Там и сям стояли оттоманки и золотые восточные канделябры, а кроме них – ложе, брачное ложе индийской работы из резного черного дерева, низкое, с погребально-пышным балдахином. В каждом из пяти углов комнаты вертикально стояли черные гранитные саркофаги из царских гробниц Луксора, с их древних крышек смотрели изваяния незапамятной древности. Но наиболее фантасмагоричны были, увы, драпировки, которые, ниспадая тяжелыми волнами, сверху донизу закрывали необыкновенно – даже непропорционально – высокие стены комнаты. Это были массивные гобелены, сотканные из того же материала, что и ковер на полу, что и покрывала на оттоманках и кровати из черного дерева, что и ее балдахин, что и драгоценные свитки занавеса, частично затенявшего окно. Материалом этим была бесценная золотая парча. Через неравномерные промежутки в нее были вотканы угольно-черные арабески около фута в поперечнике. Однако арабески эти представлялись просто узорами только при взгляде из одной точки. При помощи способа, теперь широко применяемого и прослеживаемого до первых веков античности, им была придана способность изменяться. Тому, кто стоял на пороге, они представлялись просто диковинными уродствами; но стоило вступить в комнату, как арабески эти начинали складываться в фигуры, и посетитель с каждым новым шагом обнаруживал, что его окружает бесконечная процессия ужасных образов, измышленных суеверными норманнами или возникших в сонных видениях грешного монаха. Жуткое впечатление это еще усиливалось благодаря тому, что позади драпировок был искусственно создан непрерывный и сильный ток воздуха, который, заставляя фигуры шевелиться, наделял их отвратительным и пугающим подобием жизни.

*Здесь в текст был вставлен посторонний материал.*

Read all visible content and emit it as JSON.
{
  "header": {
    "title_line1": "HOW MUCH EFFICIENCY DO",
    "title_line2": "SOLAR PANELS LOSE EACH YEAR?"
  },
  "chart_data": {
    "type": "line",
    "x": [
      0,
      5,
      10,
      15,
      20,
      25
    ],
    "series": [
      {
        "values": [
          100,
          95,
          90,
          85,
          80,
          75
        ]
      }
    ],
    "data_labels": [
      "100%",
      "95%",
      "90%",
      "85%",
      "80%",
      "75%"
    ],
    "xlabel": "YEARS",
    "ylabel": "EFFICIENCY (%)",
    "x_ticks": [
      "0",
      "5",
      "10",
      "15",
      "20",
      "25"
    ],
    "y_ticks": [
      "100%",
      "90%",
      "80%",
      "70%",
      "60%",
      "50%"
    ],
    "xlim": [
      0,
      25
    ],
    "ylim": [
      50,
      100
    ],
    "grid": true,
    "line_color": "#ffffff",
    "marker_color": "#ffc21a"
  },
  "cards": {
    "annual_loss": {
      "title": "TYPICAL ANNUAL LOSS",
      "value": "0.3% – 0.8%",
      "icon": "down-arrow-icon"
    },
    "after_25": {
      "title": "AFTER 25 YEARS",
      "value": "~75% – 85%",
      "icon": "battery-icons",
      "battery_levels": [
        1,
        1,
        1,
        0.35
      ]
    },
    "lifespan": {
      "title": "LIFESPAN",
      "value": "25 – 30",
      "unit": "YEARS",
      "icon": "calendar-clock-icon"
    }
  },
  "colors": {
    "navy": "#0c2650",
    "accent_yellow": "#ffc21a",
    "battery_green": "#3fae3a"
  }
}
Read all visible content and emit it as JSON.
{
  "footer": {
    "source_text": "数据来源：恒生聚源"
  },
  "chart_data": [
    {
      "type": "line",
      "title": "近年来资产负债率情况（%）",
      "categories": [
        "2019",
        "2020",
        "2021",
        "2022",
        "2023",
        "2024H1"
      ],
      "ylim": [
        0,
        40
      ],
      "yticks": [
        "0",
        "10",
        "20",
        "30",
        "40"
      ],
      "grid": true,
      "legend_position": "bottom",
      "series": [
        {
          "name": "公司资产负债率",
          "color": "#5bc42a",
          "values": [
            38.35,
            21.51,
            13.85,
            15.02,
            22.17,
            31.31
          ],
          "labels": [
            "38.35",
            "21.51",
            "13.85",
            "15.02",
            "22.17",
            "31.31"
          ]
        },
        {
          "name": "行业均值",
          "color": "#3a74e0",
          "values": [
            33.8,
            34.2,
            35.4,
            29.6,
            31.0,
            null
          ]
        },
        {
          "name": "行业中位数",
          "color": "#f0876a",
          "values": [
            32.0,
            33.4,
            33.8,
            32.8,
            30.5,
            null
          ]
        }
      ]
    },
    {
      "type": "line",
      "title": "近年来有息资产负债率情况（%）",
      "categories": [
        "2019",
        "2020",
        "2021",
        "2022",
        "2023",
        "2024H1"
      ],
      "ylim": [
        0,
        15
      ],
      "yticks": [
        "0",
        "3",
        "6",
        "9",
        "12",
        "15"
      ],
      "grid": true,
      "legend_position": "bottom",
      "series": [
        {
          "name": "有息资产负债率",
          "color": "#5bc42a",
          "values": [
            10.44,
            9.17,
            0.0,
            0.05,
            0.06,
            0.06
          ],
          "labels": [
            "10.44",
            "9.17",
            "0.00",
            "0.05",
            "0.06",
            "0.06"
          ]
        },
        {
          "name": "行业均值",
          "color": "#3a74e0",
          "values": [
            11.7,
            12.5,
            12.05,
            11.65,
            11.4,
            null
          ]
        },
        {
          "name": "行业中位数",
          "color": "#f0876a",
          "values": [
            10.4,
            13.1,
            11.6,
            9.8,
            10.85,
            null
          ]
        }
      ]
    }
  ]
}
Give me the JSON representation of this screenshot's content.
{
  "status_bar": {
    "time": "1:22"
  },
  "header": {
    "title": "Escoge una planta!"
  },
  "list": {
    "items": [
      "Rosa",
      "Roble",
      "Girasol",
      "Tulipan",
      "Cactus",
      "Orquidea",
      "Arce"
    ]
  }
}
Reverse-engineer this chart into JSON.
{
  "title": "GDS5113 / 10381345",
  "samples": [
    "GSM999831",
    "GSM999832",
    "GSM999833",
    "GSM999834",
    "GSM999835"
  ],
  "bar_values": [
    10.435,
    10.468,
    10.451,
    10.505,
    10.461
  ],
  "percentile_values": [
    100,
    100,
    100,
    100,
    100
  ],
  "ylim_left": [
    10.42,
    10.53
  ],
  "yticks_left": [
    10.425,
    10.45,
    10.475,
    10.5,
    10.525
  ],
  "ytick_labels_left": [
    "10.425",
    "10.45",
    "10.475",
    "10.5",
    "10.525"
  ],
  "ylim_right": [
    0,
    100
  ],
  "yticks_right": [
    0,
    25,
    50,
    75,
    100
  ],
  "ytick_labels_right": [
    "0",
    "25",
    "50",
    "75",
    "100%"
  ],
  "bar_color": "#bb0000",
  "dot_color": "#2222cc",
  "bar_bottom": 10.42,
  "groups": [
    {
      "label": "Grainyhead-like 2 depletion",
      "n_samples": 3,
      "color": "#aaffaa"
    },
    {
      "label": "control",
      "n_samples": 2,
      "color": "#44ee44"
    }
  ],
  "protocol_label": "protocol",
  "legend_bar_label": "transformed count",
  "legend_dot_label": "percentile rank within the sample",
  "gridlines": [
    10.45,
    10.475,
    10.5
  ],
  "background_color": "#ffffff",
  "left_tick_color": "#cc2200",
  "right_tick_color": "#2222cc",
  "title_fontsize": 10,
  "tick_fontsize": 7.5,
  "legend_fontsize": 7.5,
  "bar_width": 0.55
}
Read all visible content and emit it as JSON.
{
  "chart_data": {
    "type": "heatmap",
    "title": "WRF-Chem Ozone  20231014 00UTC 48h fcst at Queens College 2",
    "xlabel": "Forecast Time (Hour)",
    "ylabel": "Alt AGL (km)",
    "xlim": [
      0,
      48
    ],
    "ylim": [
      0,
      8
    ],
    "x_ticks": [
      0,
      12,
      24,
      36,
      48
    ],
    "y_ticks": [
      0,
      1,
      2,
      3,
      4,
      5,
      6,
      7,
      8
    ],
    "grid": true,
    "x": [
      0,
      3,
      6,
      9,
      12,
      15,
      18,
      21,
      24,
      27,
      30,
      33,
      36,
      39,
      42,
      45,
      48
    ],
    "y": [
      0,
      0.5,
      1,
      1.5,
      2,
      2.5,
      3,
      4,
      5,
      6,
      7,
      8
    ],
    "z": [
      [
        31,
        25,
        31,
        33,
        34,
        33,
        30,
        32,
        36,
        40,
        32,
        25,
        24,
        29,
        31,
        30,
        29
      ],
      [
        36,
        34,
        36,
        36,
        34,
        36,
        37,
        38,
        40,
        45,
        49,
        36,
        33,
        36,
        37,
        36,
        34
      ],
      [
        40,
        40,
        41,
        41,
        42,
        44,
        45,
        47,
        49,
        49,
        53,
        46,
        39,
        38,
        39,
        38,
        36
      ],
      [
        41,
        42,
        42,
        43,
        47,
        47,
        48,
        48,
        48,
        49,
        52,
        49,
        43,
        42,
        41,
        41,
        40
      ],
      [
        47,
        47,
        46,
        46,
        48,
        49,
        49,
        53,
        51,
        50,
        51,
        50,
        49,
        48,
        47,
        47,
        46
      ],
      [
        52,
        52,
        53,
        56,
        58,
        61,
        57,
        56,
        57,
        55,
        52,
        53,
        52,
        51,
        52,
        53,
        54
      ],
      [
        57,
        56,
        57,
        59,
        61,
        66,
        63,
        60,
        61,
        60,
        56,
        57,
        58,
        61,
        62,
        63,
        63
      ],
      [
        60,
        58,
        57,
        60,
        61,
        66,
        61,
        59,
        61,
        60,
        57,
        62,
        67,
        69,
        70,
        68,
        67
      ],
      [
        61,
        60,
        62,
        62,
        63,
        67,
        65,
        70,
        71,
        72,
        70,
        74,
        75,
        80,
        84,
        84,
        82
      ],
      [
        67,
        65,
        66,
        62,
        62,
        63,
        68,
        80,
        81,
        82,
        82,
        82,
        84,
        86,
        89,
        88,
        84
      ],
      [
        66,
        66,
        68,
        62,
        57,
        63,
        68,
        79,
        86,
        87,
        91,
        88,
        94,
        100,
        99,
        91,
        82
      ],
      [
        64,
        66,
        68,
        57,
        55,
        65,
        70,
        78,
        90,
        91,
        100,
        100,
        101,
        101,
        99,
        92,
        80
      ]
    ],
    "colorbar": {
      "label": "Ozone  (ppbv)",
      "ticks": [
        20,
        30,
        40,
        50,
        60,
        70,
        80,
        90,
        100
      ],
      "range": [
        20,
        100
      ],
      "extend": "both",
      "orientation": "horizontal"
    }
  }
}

Вот в каких апартаментах, вот в каком свадебном покое провел я с леди Тремейн не осененные благословением часы первого месяца нашего брака – и провел их, не испытывая особой душевной тревоги. Я не мог не заметить, что моя жена страшится моего яростного угрюмого нрава, что она избегает меня и не питает ко мне любви. Но это скорее было мне приятно. Я ненавидел ее исполненной отвращения ненавистью, какая свойственна более демонам, нежели человеку. Память моя возвращалась (о, с каким мучительным сожалением!) к Лигейе – возлюбленной, царственной, прекрасной, погребенной. Я наслаждался воспоминаниями о ее чистоте, о ее мудрости, о ее высокой, ее эфирной натуре, о ее страстной, ее боготворящей любви. Теперь мой дух поистине и щедро пылал пламенем даже еще более неистовым, чем огонь, снедавший ее. В возбуждении моих опиумных грез (ибо я постоянно пребывал в оковах этого дурмана) я громко звал ее по имени как в ночном безмолвии, так и в уединении лесных лужаек среди бела дня, словно необузданной тоской, глубочайшей страстью, всепожирающим жаром томления по усопшей я мог вернуть ее на пути, покинутые ею – ужели, ужели навеки? – здесь на земле.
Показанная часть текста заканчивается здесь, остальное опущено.